Enfin, les chercheurs ont tenté une approche différente : l'Encodage Développemental. Au lieu de donner aux créatures une liste plate d'instructions (comme une recette simple), ils leur ont donné un « plan de croissance » (comme un plan pour construire une maison). Ils ont utilisé un réseau spécial appelé CPPN qui pouvait croître et changer sa propre structure, protégé par un système qui empêchait les différentes « espèces » de se manger entre elles. Cette fois, les résultats étaient différents. Les créatures ont commencé à développer des structures beaucoup plus complexes. Alors que les deux premières expériences avaient heurté un mur, cette nouvelle méthode montrait les premiers signes de rupture de ce plafond.

Pour s'assurer qu'il ne s'agissait pas simplement de bruit numérique aléatoire, ils ont mené une dernière série de tests. Ils ont découvert que les créatures possédant les « plans de croissance » complexes étaient en réalité meilleures pour résoudre des problèmes et utiliser l'énergie efficacement que les créatures simples. Ils ont prouvé que la complexité supplémentaire n'était pas seulement du « surplus » (du code inutile) ; c'était un outil nécessaire pour que les créatures survivent dans un monde changeant.
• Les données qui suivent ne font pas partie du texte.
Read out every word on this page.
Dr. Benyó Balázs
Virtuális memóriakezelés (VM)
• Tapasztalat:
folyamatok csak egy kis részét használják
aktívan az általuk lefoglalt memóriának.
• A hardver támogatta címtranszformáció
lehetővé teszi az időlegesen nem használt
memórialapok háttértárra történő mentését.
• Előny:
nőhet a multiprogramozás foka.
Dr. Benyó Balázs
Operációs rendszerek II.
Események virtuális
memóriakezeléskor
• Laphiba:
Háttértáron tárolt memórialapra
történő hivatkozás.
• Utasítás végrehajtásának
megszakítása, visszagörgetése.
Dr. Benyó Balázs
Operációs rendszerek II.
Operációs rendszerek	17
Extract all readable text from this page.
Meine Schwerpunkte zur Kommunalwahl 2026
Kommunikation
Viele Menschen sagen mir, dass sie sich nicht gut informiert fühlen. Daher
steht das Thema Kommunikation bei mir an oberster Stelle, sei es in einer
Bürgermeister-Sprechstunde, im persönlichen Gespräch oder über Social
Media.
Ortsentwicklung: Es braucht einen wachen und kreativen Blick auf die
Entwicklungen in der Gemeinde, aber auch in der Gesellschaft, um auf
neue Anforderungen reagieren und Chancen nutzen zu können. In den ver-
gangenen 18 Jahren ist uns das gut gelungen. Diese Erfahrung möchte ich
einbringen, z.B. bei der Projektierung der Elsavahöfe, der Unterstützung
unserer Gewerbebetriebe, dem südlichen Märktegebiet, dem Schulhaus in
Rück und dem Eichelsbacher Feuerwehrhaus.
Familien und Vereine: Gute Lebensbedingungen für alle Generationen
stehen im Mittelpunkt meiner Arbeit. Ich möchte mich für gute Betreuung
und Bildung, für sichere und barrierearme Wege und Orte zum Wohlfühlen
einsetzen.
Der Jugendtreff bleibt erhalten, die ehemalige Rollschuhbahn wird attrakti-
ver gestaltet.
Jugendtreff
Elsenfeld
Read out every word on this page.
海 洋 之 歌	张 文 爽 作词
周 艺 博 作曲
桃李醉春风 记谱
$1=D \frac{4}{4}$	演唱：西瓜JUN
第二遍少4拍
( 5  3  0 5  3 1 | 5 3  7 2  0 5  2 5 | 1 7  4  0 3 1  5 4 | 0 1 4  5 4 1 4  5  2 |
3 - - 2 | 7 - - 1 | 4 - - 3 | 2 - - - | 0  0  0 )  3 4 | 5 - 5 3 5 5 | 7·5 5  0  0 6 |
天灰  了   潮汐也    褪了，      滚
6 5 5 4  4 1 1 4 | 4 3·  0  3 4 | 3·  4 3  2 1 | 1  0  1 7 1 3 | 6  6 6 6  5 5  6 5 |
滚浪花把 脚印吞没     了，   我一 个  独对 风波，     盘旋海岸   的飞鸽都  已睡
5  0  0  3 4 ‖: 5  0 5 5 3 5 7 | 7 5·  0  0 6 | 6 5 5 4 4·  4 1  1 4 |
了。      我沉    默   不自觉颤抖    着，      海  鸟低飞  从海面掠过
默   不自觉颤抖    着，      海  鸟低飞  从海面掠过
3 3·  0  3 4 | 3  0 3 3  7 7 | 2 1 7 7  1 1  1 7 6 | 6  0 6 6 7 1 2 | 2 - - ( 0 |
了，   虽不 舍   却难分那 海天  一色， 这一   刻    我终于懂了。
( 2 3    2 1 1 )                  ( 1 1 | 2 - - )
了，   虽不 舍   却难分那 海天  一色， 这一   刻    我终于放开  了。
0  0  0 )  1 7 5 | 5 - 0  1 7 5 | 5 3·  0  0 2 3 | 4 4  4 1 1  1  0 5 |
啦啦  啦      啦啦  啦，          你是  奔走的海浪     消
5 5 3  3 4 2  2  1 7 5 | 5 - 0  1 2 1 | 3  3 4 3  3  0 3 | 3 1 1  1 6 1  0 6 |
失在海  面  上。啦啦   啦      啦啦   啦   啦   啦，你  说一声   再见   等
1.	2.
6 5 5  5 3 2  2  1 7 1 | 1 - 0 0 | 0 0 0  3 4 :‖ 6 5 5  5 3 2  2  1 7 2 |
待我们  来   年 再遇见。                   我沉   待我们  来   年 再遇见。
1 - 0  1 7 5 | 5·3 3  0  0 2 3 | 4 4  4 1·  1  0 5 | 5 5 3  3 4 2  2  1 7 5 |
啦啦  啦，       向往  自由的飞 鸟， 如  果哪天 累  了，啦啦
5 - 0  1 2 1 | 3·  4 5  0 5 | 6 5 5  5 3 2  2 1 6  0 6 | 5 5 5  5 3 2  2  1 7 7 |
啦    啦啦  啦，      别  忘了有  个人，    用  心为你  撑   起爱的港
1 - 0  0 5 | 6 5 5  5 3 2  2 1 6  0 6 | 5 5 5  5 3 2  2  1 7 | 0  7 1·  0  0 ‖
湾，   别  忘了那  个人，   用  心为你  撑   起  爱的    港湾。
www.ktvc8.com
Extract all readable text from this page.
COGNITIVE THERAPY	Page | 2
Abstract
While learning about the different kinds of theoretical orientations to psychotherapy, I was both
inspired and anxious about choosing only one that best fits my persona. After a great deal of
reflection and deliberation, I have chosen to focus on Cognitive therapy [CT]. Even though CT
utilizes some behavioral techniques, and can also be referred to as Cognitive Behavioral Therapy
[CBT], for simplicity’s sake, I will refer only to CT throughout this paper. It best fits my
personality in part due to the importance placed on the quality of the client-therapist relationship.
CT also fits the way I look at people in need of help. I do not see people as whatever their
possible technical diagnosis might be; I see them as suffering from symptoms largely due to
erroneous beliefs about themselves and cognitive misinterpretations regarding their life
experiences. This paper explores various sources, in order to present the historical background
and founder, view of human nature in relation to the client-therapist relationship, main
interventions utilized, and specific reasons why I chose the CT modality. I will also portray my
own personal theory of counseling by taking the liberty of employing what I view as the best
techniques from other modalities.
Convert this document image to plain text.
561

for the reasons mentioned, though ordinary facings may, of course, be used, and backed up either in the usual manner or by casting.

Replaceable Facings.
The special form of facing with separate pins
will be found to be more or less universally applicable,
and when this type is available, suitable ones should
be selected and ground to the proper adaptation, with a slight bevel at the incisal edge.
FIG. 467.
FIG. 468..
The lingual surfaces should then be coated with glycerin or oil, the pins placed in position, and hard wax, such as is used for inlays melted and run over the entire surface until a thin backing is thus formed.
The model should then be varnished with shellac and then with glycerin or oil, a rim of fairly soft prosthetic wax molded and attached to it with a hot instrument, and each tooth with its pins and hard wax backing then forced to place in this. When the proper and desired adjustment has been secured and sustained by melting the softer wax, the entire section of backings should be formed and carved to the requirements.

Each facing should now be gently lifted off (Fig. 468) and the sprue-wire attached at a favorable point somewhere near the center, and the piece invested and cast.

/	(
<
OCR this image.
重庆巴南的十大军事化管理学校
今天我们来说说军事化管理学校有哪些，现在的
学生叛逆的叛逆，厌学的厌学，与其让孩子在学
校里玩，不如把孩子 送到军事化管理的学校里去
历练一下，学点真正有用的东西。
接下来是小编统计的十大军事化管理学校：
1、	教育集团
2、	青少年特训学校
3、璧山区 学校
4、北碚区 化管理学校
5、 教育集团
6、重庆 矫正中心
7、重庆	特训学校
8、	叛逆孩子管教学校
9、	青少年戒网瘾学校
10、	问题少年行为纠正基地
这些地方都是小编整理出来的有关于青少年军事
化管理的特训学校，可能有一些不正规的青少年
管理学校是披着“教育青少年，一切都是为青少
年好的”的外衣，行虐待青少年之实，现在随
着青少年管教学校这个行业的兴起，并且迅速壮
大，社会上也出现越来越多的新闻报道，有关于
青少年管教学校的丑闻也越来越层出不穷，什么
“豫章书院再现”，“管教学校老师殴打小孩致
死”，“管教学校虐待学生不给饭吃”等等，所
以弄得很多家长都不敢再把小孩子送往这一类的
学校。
En résumé, ce document suggère que si les règles physiques strictes peuvent maintenir la vie numérique en vie, elles ne suffisent pas à la rendre véritablement complexe par elles-mêmes. Le simple fait de changer l'environnement ne règle pas non plus le problème. Cependant, donner aux créatures un moyen de « faire croître » leur propre cerveau, plutôt que de les coder de manière rigide, semble être la clé pour déverrouiller un nouveau niveau de complexité. L'étude conclut que pour construire une vie véritablement ouverte et auto-organisée, nous avons besoin d'un mélange de contraintes physiques, d'un moyen de protéger les nouvelles idées et d'un système de développement qui permet à la complexité de croître naturellement.